The following is written in c with the use of the very handy opencv library.
So I wanted to identify the license plate numbers of cars that drive by my home. Set up a camera with a telephoto lens connected to a simple self made motion detection program that would capture images when there is enough movement in the video. Let it capture for an hour or so and see what it received (hopefully no privacy issues) :
Now I want to automatically obtain the license plates from these images. First convert to greyscale:
Now the first problem is detecting the license plate location. I want to find the white rectangle. The problem is that the image contains a lot of stuff that’s much whiter. But the plate itself has the advantage that it’s relatively whiter than its surroundings. To help a bit, I’m using a technique also common for HDR photography, normalize the image to the local brightness. This can be done by substracting a smoothed version from the image. I smoothed with a rectangular 251×101 gaussian convolution filter as the plate is also rectangular and mostly horizontal in the image. The substracted image is as follows:
This image can now be thresholded:
And this can be used to run a contour detection over. Opencv also has a handy polygon approximation function that can be run on the contour data. Using this we get a lot of polygons for the above image. Filtering out the polygons that only have 4 vertices and then calculating the angle of each vertice to determine if they are sufficiently close to 90 degrees we can filter out most of the unwanted stuff. In this case, only the numberplate remains:
Now the points have to be ordered. Finding the vertex with the lowest x+y value will give us the left-top corner. Then determining the rotation of the rectangle (clockwise or counter-clockwise) by using the crossproduct of two edges. When the points are re-ordered the licenseplate can be scanned from left to right and top to bottom to copy it onto a nicely rotated version:Unfortunately it becomes clear that the resolution might be too low for accurate OCR (text recognition). Let’s try anyway. Substracting a smoothed version again and thresholding gives us this:
But running it through freeocr outputs “(1 Hi 24\\1”. Unfortunately, I don’t know how to get any better results without trying to completely write an OCR program myself.

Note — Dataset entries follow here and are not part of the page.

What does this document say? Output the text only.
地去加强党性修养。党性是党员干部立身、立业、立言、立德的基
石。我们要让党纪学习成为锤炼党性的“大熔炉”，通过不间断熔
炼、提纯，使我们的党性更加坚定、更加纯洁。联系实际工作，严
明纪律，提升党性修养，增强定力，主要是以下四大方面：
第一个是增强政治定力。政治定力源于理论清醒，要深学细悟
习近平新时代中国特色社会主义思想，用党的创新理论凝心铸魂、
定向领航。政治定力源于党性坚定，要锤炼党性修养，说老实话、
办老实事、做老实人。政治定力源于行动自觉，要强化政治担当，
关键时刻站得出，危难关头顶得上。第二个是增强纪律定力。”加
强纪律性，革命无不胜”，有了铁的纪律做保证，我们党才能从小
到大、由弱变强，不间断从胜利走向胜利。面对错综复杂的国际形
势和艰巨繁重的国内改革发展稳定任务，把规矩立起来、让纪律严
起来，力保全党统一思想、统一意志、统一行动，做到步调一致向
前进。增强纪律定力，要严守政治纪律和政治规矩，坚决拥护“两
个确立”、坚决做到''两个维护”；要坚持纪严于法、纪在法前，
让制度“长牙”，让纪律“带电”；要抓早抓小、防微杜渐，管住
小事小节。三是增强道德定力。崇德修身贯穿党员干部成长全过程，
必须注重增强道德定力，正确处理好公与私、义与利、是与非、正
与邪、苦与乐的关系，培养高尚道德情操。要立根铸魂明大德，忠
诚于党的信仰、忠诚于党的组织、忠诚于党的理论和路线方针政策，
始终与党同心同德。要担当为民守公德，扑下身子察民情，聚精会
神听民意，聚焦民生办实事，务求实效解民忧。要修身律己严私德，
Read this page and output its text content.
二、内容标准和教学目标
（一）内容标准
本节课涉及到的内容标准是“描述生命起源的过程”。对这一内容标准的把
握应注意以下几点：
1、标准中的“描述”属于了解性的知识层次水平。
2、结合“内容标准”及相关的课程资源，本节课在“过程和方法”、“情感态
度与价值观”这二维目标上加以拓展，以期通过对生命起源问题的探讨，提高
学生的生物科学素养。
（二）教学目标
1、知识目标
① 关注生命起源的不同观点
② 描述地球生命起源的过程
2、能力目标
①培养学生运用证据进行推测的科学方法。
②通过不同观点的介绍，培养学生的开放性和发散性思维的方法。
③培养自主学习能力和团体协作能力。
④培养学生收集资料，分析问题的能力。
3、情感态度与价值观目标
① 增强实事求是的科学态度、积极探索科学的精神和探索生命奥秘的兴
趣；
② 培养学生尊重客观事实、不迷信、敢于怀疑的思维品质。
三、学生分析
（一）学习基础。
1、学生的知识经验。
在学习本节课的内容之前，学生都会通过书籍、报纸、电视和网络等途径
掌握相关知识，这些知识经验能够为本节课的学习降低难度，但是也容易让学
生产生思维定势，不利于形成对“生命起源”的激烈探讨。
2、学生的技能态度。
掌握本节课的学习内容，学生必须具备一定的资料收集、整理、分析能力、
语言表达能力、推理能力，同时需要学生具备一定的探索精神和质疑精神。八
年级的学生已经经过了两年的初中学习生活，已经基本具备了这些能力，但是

Running the second example through the whole automated process gives us this thresholded image:Which is recognized as “lYEU@” for some reason. I’ve also tried the online ocr service at http://www.onlineocr.net/default.aspx. Which resulted in “rzRI 24W” and “EYE174384′”. Oddly a better result for the second image and a worse on for the first.
So, the biggest improvement would be either to get a better video camera, or a better OCR solution. Maybe one that’s more geared towards number plates. Or one where you can enter your own allowed string patterns.